Pour toutes ces raisons, nous vous demandons de bien vouloir considérer la place particulière de la Psychiatrie et de la Pédopsychiatrie vis-à-vis de la
téléconsultation, et de prendre en compte nos patients déjà grandement fragilisés, car cette limitation :

  1. Ne nous parait pas fondée médicalement pour la psychiatrie.
  2. Représente une perte de chance pour certain patients
  3. Privera ceux qui ont pu accéder aux soins dans un contexte de désert médical
  4. Fragilise la continuité des suivis et de l’insertion professionnelle des patients
  5. Ne laisse pas d’alternative à l’hospitalisation pour des situations trop aiguës pour venir en consultation, mais qui auraient pu être stabilisées en téléconsultation avec la coordination de l’entourage.

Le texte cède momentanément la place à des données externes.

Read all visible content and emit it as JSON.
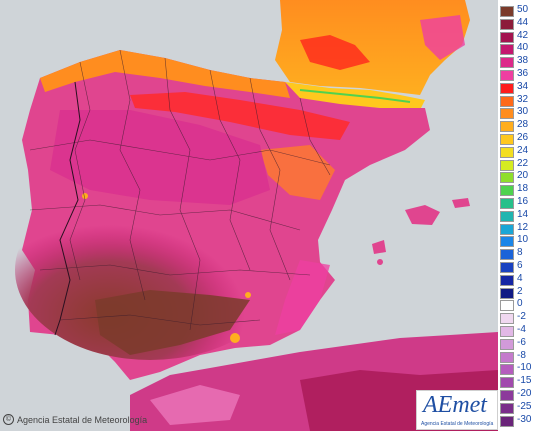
{
  "map": {
    "legend": {
      "ticks": [
        "50",
        "44",
        "42",
        "40",
        "38",
        "36",
        "34",
        "32",
        "30",
        "28",
        "26",
        "24",
        "22",
        "20",
        "18",
        "16",
        "14",
        "12",
        "10",
        "8",
        "6",
        "4",
        "2",
        "0",
        "-2",
        "-4",
        "-6",
        "-8",
        "-10",
        "-15",
        "-20",
        "-25",
        "-30"
      ],
      "colors": [
        "#7b3b2b",
        "#8c1c3a",
        "#a3144f",
        "#c4186f",
        "#dd2a8a",
        "#ef3fa1",
        "#ff1d1d",
        "#ff6a1a",
        "#ff8d1f",
        "#ffae1f",
        "#ffc81e",
        "#f3de1f",
        "#d5ec22",
        "#8fde2c",
        "#4fd24f",
        "#27c08a",
        "#20b5b0",
        "#1aa6d6",
        "#1b86e8",
        "#1b63d8",
        "#1a42c0",
        "#1526a4",
        "#101a84",
        "#ffffff",
        "#f0d8f0",
        "#e2b8e6",
        "#d29ad9",
        "#c47bcc",
        "#b55dbd",
        "#a14aad",
        "#8c3a9b",
        "#7a2e8a",
        "#6a2479"
      ]
    },
    "copyright": "Agencia Estatal de Meteorología",
    "logo": {
      "name": "AEmet",
      "subtitle": "Agencia Estatal de Meteorología"
    }
  }
}
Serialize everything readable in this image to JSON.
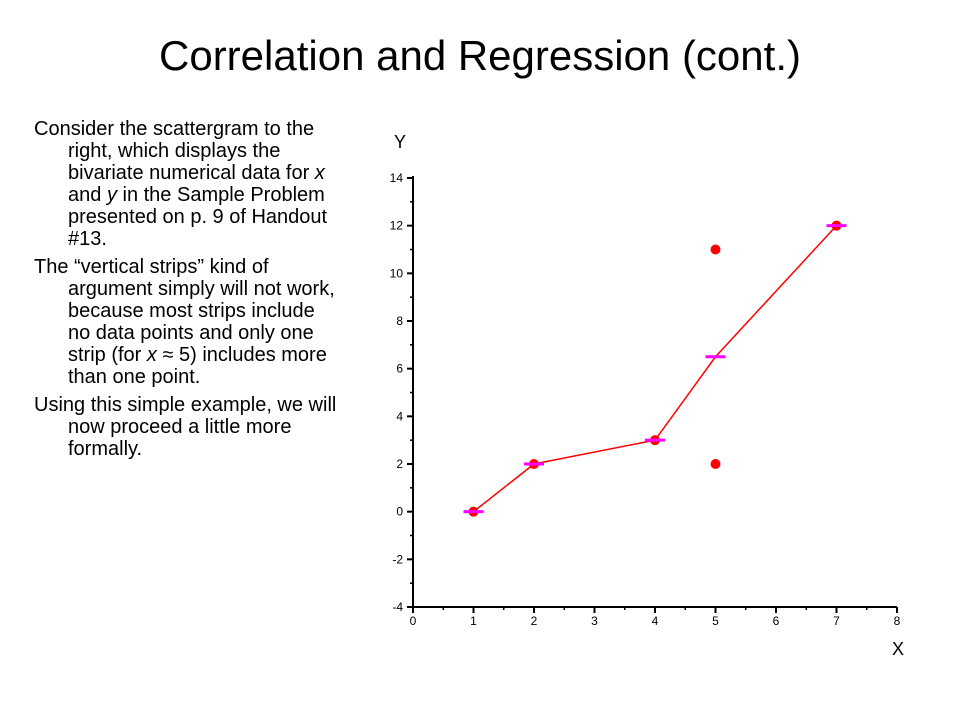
{
  "slide": {
    "title": "Correlation and Regression (cont.)"
  },
  "body": {
    "paragraphs": [
      [
        {
          "text": "Consider the scattergram to the right, which displays the bivariate numerical data for "
        },
        {
          "text": "x",
          "italic": true
        },
        {
          "text": " and "
        },
        {
          "text": "y",
          "italic": true
        },
        {
          "text": " in the Sample Problem presented on p. 9 of Handout #13."
        }
      ],
      [
        {
          "text": "The “vertical strips” kind of argument simply will not work, because most strips include no data points and only one strip (for "
        },
        {
          "text": "x",
          "italic": true
        },
        {
          "text": " ≈ 5) includes more than one point."
        }
      ],
      [
        {
          "text": "Using this simple example, we will now proceed a little more formally."
        }
      ]
    ]
  },
  "chart_data": {
    "type": "scatter",
    "xlabel": "X",
    "ylabel": "Y",
    "xlim": [
      0,
      8
    ],
    "ylim": [
      -4,
      14
    ],
    "x_ticks": [
      "0",
      "1",
      "2",
      "3",
      "4",
      "5",
      "6",
      "7",
      "8"
    ],
    "y_ticks": [
      "-4",
      "-2",
      "0",
      "2",
      "4",
      "6",
      "8",
      "10",
      "12",
      "14"
    ],
    "points": [
      {
        "x": 1,
        "y": 0
      },
      {
        "x": 2,
        "y": 2
      },
      {
        "x": 4,
        "y": 3
      },
      {
        "x": 5,
        "y": 2
      },
      {
        "x": 5,
        "y": 11
      },
      {
        "x": 7,
        "y": 12
      }
    ],
    "strip_means": [
      {
        "x": 1,
        "y": 0
      },
      {
        "x": 2,
        "y": 2
      },
      {
        "x": 4,
        "y": 3
      },
      {
        "x": 5,
        "y": 6.5
      },
      {
        "x": 7,
        "y": 12
      }
    ],
    "grid": false,
    "legend": "none",
    "colors": {
      "points": "#ff0000",
      "line": "#ff0000",
      "mean_markers": "#ff00ff",
      "axes": "#000000"
    }
  }
}
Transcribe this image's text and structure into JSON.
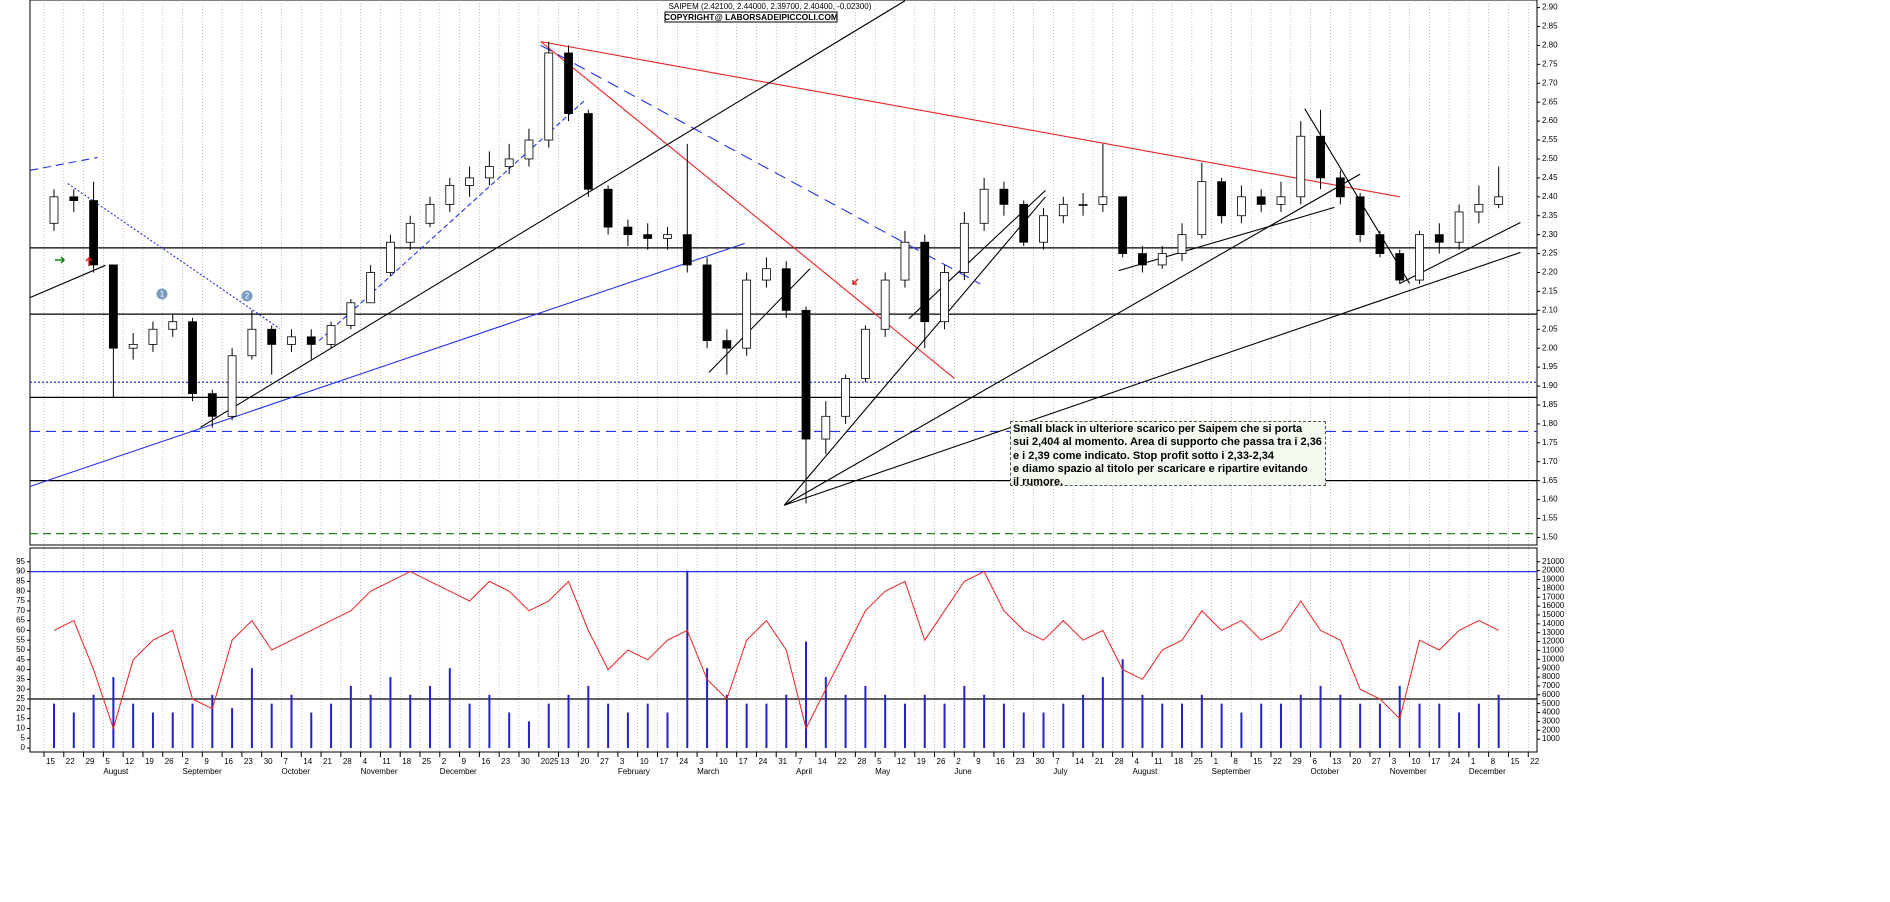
{
  "chart_data": [
    {
      "type": "candlestick",
      "title": "SAIPEM (2.42100, 2.44000, 2.39700, 2.40400, -0.02300)",
      "copyright": "COPYRIGHT@ LABORSADEIPICCOLI.COM",
      "annotation": [
        "Small black in ulteriore scarico per Saipem che si porta",
        "sui 2,404 al momento. Area di supporto che passa tra i 2,36",
        "e i 2,39 come indicato. Stop profit sotto i 2,33-2,34",
        "e diamo spazio al titolo per scaricare e ripartire evitando",
        "il rumore."
      ],
      "markers": [
        "1",
        "2"
      ],
      "categories": [
        "15",
        "22",
        "29",
        "5",
        "12",
        "19",
        "26",
        "2",
        "9",
        "16",
        "23",
        "30",
        "7",
        "14",
        "21",
        "28",
        "4",
        "11",
        "18",
        "25",
        "2",
        "9",
        "16",
        "23",
        "30",
        "2025",
        "13",
        "20",
        "27",
        "3",
        "10",
        "17",
        "24",
        "3",
        "10",
        "17",
        "24",
        "31",
        "7",
        "14",
        "22",
        "28",
        "5",
        "12",
        "19",
        "26",
        "2",
        "9",
        "16",
        "23",
        "30",
        "7",
        "14",
        "21",
        "28",
        "4",
        "11",
        "18",
        "25",
        "1",
        "8",
        "15",
        "22",
        "29",
        "6",
        "13",
        "20",
        "27",
        "3",
        "10",
        "17",
        "24",
        "1",
        "8",
        "15",
        "22"
      ],
      "months": [
        null,
        null,
        null,
        "August",
        null,
        null,
        null,
        "September",
        null,
        null,
        null,
        null,
        "October",
        null,
        null,
        null,
        "November",
        null,
        null,
        null,
        "December",
        null,
        null,
        null,
        null,
        null,
        null,
        null,
        null,
        "February",
        null,
        null,
        null,
        "March",
        null,
        null,
        null,
        null,
        "April",
        null,
        null,
        null,
        "May",
        null,
        null,
        null,
        "June",
        null,
        null,
        null,
        null,
        "July",
        null,
        null,
        null,
        "August",
        null,
        null,
        null,
        "September",
        null,
        null,
        null,
        null,
        "October",
        null,
        null,
        null,
        "November",
        null,
        null,
        null,
        "December",
        null,
        null,
        null
      ],
      "open": [
        2.33,
        2.4,
        2.39,
        2.22,
        2.0,
        2.01,
        2.05,
        2.07,
        1.88,
        1.82,
        1.98,
        2.05,
        2.01,
        2.03,
        2.01,
        2.06,
        2.12,
        2.2,
        2.28,
        2.33,
        2.38,
        2.43,
        2.45,
        2.48,
        2.5,
        2.55,
        2.78,
        2.62,
        2.42,
        2.32,
        2.3,
        2.29,
        2.3,
        2.22,
        2.02,
        2.0,
        2.18,
        2.21,
        2.1,
        1.76,
        1.82,
        1.92,
        2.05,
        2.18,
        2.28,
        2.07,
        2.2,
        2.33,
        2.42,
        2.38,
        2.28,
        2.35,
        2.38,
        2.38,
        2.4,
        2.25,
        2.22,
        2.25,
        2.3,
        2.44,
        2.35,
        2.4,
        2.38,
        2.4,
        2.56,
        2.45,
        2.4,
        2.3,
        2.25,
        2.18,
        2.3,
        2.28,
        2.36,
        2.38,
        null,
        null
      ],
      "high": [
        2.42,
        2.42,
        2.44,
        2.22,
        2.04,
        2.07,
        2.09,
        2.08,
        1.89,
        2.0,
        2.1,
        2.06,
        2.05,
        2.05,
        2.07,
        2.13,
        2.22,
        2.3,
        2.35,
        2.4,
        2.45,
        2.48,
        2.52,
        2.54,
        2.58,
        2.81,
        2.8,
        2.63,
        2.43,
        2.34,
        2.33,
        2.32,
        2.54,
        2.24,
        2.05,
        2.2,
        2.24,
        2.23,
        2.11,
        1.86,
        1.93,
        2.06,
        2.2,
        2.31,
        2.3,
        2.22,
        2.36,
        2.45,
        2.44,
        2.39,
        2.37,
        2.4,
        2.41,
        2.54,
        2.4,
        2.27,
        2.27,
        2.33,
        2.49,
        2.45,
        2.43,
        2.42,
        2.44,
        2.6,
        2.63,
        2.47,
        2.41,
        2.31,
        2.26,
        2.31,
        2.33,
        2.38,
        2.43,
        2.48,
        null,
        null
      ],
      "low": [
        2.31,
        2.36,
        2.2,
        1.87,
        1.97,
        1.99,
        2.03,
        1.86,
        1.79,
        1.81,
        1.97,
        1.93,
        1.99,
        1.97,
        2.0,
        2.05,
        2.12,
        2.19,
        2.26,
        2.32,
        2.36,
        2.4,
        2.43,
        2.46,
        2.48,
        2.53,
        2.6,
        2.4,
        2.3,
        2.27,
        2.26,
        2.26,
        2.2,
        2.0,
        1.93,
        1.98,
        2.16,
        2.08,
        1.59,
        1.72,
        1.8,
        1.91,
        2.03,
        2.16,
        2.0,
        2.05,
        2.18,
        2.31,
        2.35,
        2.27,
        2.26,
        2.33,
        2.35,
        2.36,
        2.24,
        2.2,
        2.21,
        2.23,
        2.29,
        2.33,
        2.33,
        2.36,
        2.36,
        2.38,
        2.42,
        2.38,
        2.28,
        2.24,
        2.17,
        2.17,
        2.25,
        2.26,
        2.33,
        2.37,
        null,
        null
      ],
      "close": [
        2.4,
        2.39,
        2.22,
        2.0,
        2.01,
        2.05,
        2.07,
        1.88,
        1.82,
        1.98,
        2.05,
        2.01,
        2.03,
        2.01,
        2.06,
        2.12,
        2.2,
        2.28,
        2.33,
        2.38,
        2.43,
        2.45,
        2.48,
        2.5,
        2.55,
        2.78,
        2.62,
        2.42,
        2.32,
        2.3,
        2.29,
        2.3,
        2.22,
        2.02,
        2.0,
        2.18,
        2.21,
        2.1,
        1.76,
        1.82,
        1.92,
        2.05,
        2.18,
        2.28,
        2.07,
        2.2,
        2.33,
        2.42,
        2.38,
        2.28,
        2.35,
        2.38,
        2.38,
        2.4,
        2.25,
        2.22,
        2.25,
        2.3,
        2.44,
        2.35,
        2.4,
        2.38,
        2.4,
        2.56,
        2.45,
        2.4,
        2.3,
        2.25,
        2.18,
        2.3,
        2.28,
        2.36,
        2.38,
        2.4,
        null,
        null
      ],
      "ylim": [
        1.48,
        2.92
      ],
      "yticks": [
        {
          "value": 1.5,
          "label": "1.50"
        },
        1.55,
        {
          "value": 1.6,
          "label": "1.60"
        },
        1.65,
        {
          "value": 1.7,
          "label": "1.70"
        },
        1.75,
        {
          "value": 1.8,
          "label": "1.80"
        },
        1.85,
        {
          "value": 1.9,
          "label": "1.90"
        },
        1.95,
        {
          "value": 2.0,
          "label": "2.00"
        },
        2.05,
        {
          "value": 2.1,
          "label": "2.10"
        },
        2.15,
        {
          "value": 2.2,
          "label": "2.20"
        },
        2.25,
        {
          "value": 2.3,
          "label": "2.30"
        },
        2.35,
        {
          "value": 2.4,
          "label": "2.40"
        },
        2.45,
        {
          "value": 2.5,
          "label": "2.50"
        },
        2.55,
        {
          "value": 2.6,
          "label": "2.60"
        },
        2.65,
        {
          "value": 2.7,
          "label": "2.70"
        },
        2.75,
        {
          "value": 2.8,
          "label": "2.80"
        },
        2.85,
        {
          "value": 2.9,
          "label": "2.90"
        }
      ],
      "hlines": [
        {
          "value": 2.265,
          "color": "#000000",
          "dash": "none"
        },
        {
          "value": 2.09,
          "color": "#000000",
          "dash": "none"
        },
        {
          "value": 1.91,
          "color": "#2233ee",
          "dash": "2,2"
        },
        {
          "value": 1.87,
          "color": "#000000",
          "dash": "none"
        },
        {
          "value": 1.78,
          "color": "#2233ee",
          "dash": "10,6"
        },
        {
          "value": 1.65,
          "color": "#000000",
          "dash": "none"
        },
        {
          "value": 1.51,
          "color": "#228822",
          "dash": "8,5"
        }
      ],
      "trendlines": [
        {
          "x": [
            24.6,
            68.0
          ],
          "y": [
            2.81,
            2.4
          ],
          "color": "#ee2222",
          "dash": "none"
        },
        {
          "x": [
            24.6,
            45.5
          ],
          "y": [
            2.81,
            1.92
          ],
          "color": "#ee2222",
          "dash": "none"
        },
        {
          "x": [
            24.6,
            46.8
          ],
          "y": [
            2.8,
            2.17
          ],
          "color": "#2233ee",
          "dash": "12,7"
        },
        {
          "x": [
            7.4,
            43.0
          ],
          "y": [
            1.791,
            2.918
          ],
          "color": "#000000",
          "dash": "none"
        },
        {
          "x": [
            36.9,
            50.1
          ],
          "y": [
            1.585,
            2.4
          ],
          "color": "#000000",
          "dash": "none"
        },
        {
          "x": [
            36.9,
            66.0
          ],
          "y": [
            1.585,
            2.46
          ],
          "color": "#000000",
          "dash": "none"
        },
        {
          "x": [
            36.9,
            74.1
          ],
          "y": [
            1.585,
            2.253
          ],
          "color": "#000000",
          "dash": "none"
        },
        {
          "x": [
            -1.2,
            34.9
          ],
          "y": [
            1.635,
            2.277
          ],
          "color": "#2233ee",
          "dash": "none"
        },
        {
          "x": [
            53.8,
            64.7
          ],
          "y": [
            2.205,
            2.372
          ],
          "color": "#000000",
          "dash": "none"
        },
        {
          "x": [
            63.2,
            68.5
          ],
          "y": [
            2.633,
            2.171
          ],
          "color": "#000000",
          "dash": "none"
        },
        {
          "x": [
            68.0,
            74.1
          ],
          "y": [
            2.171,
            2.332
          ],
          "color": "#000000",
          "dash": "none"
        },
        {
          "x": [
            -1.2,
            2.2
          ],
          "y": [
            2.47,
            2.504
          ],
          "color": "#2233ee",
          "dash": "8,5"
        },
        {
          "x": [
            0.7,
            11.4
          ],
          "y": [
            2.435,
            2.052
          ],
          "color": "#2233ee",
          "dash": "2,2"
        },
        {
          "x": [
            13.4,
            26.8
          ],
          "y": [
            2.02,
            2.654
          ],
          "color": "#2233ee",
          "dash": "5,3"
        },
        {
          "x": [
            -1.2,
            2.6
          ],
          "y": [
            2.134,
            2.219
          ],
          "color": "#000000",
          "dash": "none"
        },
        {
          "x": [
            33.1,
            38.2
          ],
          "y": [
            1.936,
            2.21
          ],
          "color": "#000000",
          "dash": "none"
        },
        {
          "x": [
            43.2,
            50.1
          ],
          "y": [
            2.078,
            2.417
          ],
          "color": "#000000",
          "dash": "none"
        }
      ],
      "candle_up": "#ffffff",
      "candle_down": "#000000",
      "grid": true
    },
    {
      "type": "bar",
      "series": [
        {
          "type": "bar",
          "axis": "y2",
          "color": "#2222cc",
          "values": [
            5000,
            4000,
            6000,
            8000,
            5000,
            4000,
            4000,
            5000,
            6000,
            4500,
            9000,
            5000,
            6000,
            4000,
            5000,
            7000,
            6000,
            8000,
            6000,
            7000,
            9000,
            5000,
            6000,
            4000,
            3000,
            5000,
            6000,
            7000,
            5000,
            4000,
            5000,
            4000,
            20000,
            9000,
            6000,
            5000,
            5000,
            6000,
            12000,
            8000,
            6000,
            7000,
            6000,
            5000,
            6000,
            5000,
            7000,
            6000,
            5000,
            4000,
            4000,
            5000,
            6000,
            8000,
            10000,
            6000,
            5000,
            5000,
            6000,
            5000,
            4000,
            5000,
            5000,
            6000,
            7000,
            6000,
            5000,
            5000,
            7000,
            5000,
            5000,
            4000,
            5000,
            6000,
            null,
            null
          ]
        },
        {
          "type": "line",
          "color": "#ee2222",
          "values": [
            60,
            65,
            40,
            10,
            45,
            55,
            60,
            25,
            20,
            55,
            65,
            50,
            55,
            60,
            65,
            70,
            80,
            85,
            90,
            85,
            80,
            75,
            85,
            80,
            70,
            75,
            85,
            60,
            40,
            50,
            45,
            55,
            60,
            35,
            25,
            55,
            65,
            50,
            10,
            30,
            50,
            70,
            80,
            85,
            55,
            70,
            85,
            90,
            70,
            60,
            55,
            65,
            55,
            60,
            40,
            35,
            50,
            55,
            70,
            60,
            65,
            55,
            60,
            75,
            60,
            55,
            30,
            25,
            15,
            55,
            50,
            60,
            65,
            60,
            null,
            null
          ]
        }
      ],
      "ylim": [
        0,
        100
      ],
      "yticks": [
        0,
        5,
        10,
        15,
        20,
        25,
        30,
        35,
        40,
        45,
        50,
        55,
        60,
        65,
        70,
        75,
        80,
        85,
        90,
        95
      ],
      "y2lim": [
        0,
        22100
      ],
      "y2ticks": [
        1000,
        2000,
        3000,
        4000,
        5000,
        6000,
        7000,
        8000,
        9000,
        10000,
        11000,
        12000,
        13000,
        14000,
        15000,
        16000,
        17000,
        18000,
        19000,
        20000,
        21000
      ],
      "hlines": [
        {
          "value": 90,
          "color": "#2233ee"
        },
        {
          "value": 25,
          "color": "#000000"
        }
      ]
    }
  ]
}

Cette limitation semble, pour la psychiatrie et pédopsychiatrie, relever plus d’une raison administrative que médicale, ce qui va pourtant être contre-productif, notamment en risquant d’augmenter le nombre d’hospitalisation (évitables), et le nombre de transport conventionnés (notamment en pédopsychiatrie). Par ailleurs, il ne semble pas cohérent que les mêmes cotations ne puissent être appliquées (et donc le même niveau de remboursement) puisque les soins ne sont pas dégradés, et que nous observons plutôt une avancée dans l’égalité à l’accès aux soins en santé mentale, peu coûteuse par ailleurs au regard des économies d’hospitalisations, transports, retards de prises en charge, compatibilité avec une insertion professionnelle et sans déséquilibrer les couples de parents ou les familles.


Dans un contexte de nécessaire rationalisation des dépenses de santé, concentrer l’effort sur l’amont nous semble participer d’une gestion efficace de la santé publique, en limitant les prises en charge plus lourdes et coûteuses en aval, et plus généralement en réduisant l’impact des pathologies psychiatriques sur la collectivité dans son ensemble.


Nous vous prions de bien vouloir agréer, Monsieur le Ministre, l’expression de notre meilleure considération,

Collectif des psychiatres et pédopsychiatres libéraux.